«Me indigna. Siempre había querido viajar, pero con la paga que voy a recibir no me da», comenta Dolores Agra Rodríguez propietaria de una mercería en La Coruña en la que ha trabajado desde los 14 años - CAPTURA VÍDEO

La española que más tiempo ha cotizado, 64 años, cobrará una pensión de menos de 1.000 euros

Desde ATA recuerdan que a la hora de calcular la pensión se tienen en cuenta lo cotizado durante los últimos 19 años de la vida laboral

C.M.CH
MadridActualizado:

Dolores Agra Rodríguez es conocida, más allá de por ser la propietaria de Lencería Marta (en La Coruña), por ser la española que más tiempo ha cotizado, 64 años en total, y está previsto que en febrero de 2020 ponga fin a su dilatada trayectoria laboral, que comenzó a los 14 años (ahora tiene 78). Sin embargo, esta veterana empresaria percibirá una pensión que difícilmente llegará a los 1.000 euros.

«Me indigna. Siempre había querido viajar, pero con la paga que voy a recibir no me da. Aunque mucho peor está quien no le llega ni para comer o para cubrir las primeras necesidades… Eso sí, los políticos trabajan dos años y ya tienen la vida solucionada», ha comentado al canal de televisión Cuatro. Dolores fue condecorada hace tres años con la medalla al Mérito en el Trabajo, y que le fue concedida cuando superó los 61 años de cotización. Todavía en situación de jubilación activa, en el exterior de su tienda cuelga ya el cartel «Liquidación por jubilación», aunque el futuro se muestra más incierto que nunca.

Un «fallo de pedagogía»

Desde la Federación Nacional de Trabajadores Autónomos-ATA, su vicepresidenta Celia Ferrero ha lamentado que se produzcan casos tan sangrantes como el de Dolores y apuntado hacia «un fallo de pedagogía dentro del colectivo autónomo de cómo funciona nuestro sistema de la Seguridad Social y el RETA (Régimen Especial de Trabajadores Autónomos)». Al respecto, ha explicado, que «lo más importante es lo que se contribuye, no el tiempo» ya que para estimar la pensión se tienen en cuenta lo cotizado durante los últimos 19 años de la vida laboral. En España, la edad oficial de jubilación se sitúa en los 65 años y 8 meses si se ha cotizado menos de 36 años y nueve meses sino a los 65 años.

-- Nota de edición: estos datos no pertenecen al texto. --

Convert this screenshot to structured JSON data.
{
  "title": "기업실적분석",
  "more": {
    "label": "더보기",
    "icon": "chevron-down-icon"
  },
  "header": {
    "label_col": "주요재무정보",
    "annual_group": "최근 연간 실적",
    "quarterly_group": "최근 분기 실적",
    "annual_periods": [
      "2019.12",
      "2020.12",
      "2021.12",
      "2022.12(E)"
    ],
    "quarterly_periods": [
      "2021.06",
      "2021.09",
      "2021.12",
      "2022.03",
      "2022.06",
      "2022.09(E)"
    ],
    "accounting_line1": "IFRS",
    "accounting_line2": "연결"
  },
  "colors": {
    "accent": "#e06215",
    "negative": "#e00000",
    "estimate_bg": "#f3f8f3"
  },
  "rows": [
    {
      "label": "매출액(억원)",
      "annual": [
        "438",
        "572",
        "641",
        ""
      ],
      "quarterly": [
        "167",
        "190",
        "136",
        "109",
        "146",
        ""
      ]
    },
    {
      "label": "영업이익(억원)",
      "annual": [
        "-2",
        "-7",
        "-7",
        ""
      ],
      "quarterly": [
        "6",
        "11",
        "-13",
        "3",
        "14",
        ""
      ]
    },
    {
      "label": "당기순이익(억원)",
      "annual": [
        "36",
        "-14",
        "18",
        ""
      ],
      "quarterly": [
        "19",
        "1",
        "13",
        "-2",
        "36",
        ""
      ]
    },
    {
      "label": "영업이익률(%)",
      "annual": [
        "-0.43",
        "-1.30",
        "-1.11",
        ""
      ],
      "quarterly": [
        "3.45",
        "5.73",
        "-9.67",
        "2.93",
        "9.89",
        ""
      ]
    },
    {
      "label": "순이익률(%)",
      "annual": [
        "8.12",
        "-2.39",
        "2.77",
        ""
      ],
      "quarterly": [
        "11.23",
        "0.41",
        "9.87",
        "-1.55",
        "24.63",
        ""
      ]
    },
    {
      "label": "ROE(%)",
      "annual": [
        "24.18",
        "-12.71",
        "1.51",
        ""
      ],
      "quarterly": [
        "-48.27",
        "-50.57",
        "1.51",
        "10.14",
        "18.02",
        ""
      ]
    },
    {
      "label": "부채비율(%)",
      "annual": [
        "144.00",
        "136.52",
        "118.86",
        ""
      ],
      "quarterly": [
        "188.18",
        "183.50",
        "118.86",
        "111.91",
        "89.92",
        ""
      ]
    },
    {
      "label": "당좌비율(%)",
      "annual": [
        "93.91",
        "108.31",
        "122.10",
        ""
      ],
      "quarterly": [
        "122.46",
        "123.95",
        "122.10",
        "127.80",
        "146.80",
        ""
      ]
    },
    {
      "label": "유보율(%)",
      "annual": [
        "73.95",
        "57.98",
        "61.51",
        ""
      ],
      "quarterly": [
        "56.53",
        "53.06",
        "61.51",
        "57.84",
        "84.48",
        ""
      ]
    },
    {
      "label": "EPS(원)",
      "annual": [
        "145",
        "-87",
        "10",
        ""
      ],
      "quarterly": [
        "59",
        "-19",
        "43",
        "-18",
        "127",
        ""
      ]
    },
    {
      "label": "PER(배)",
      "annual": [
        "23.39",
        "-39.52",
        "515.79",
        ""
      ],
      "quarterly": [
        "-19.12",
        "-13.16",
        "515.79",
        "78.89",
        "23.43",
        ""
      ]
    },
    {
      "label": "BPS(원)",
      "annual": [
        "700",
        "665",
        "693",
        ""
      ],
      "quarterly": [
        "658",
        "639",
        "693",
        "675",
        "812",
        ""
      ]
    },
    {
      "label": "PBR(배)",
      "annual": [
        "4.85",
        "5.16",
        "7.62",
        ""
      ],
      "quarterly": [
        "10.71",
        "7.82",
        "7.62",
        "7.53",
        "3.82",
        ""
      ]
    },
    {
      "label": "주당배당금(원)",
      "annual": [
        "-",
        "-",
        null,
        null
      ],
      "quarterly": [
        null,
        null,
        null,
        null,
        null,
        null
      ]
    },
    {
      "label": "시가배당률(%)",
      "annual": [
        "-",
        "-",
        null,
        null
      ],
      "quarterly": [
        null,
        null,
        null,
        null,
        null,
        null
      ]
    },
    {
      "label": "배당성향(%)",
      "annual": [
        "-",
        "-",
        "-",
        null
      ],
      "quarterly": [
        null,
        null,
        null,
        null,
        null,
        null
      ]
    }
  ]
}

Preguntada por el caso concreto de Dolores, Ferrero ha constatado que «las personas que tienen un negocio tienden a cotizar lo mínimo, porque no le informan de otras posibilidades». Por este motivo ha pedido, que como sucede con los asalariados, «la administración pública se lo ponga fácil al autónomo, a la hora de hacer la previsión de su protección social: ahora mismo tiene que recurrir a un gestor».

La representante de ATA ha reconocido que «falta concienciación de que la Seguridad Social es un seguro, no un impuesto» y recordado la posibilidad de hacer aportaciones voluntarias. «En la última reforma de la Ley de Autónomos conseguimos que se permitiera el cambio de la base de cotización cuatro veces al año, por ejemplo», ha comentado. Además ha pedido que se permita hacer ingresos voluntarios al final de cada ejercicio, «ya que el autónomo tiene miedo a subir el porcentaje de su base de cotización por lo incierto de sus ingresos».

En cualquier caso, Ferrero ha aconsejado que el autónomo se asesere. «La Seguridad Social no es un juego, ya que determina los ingresos de entre 15 y 20 años en los que estaremos inactivos tras la jubilación», ha comentado esta experta.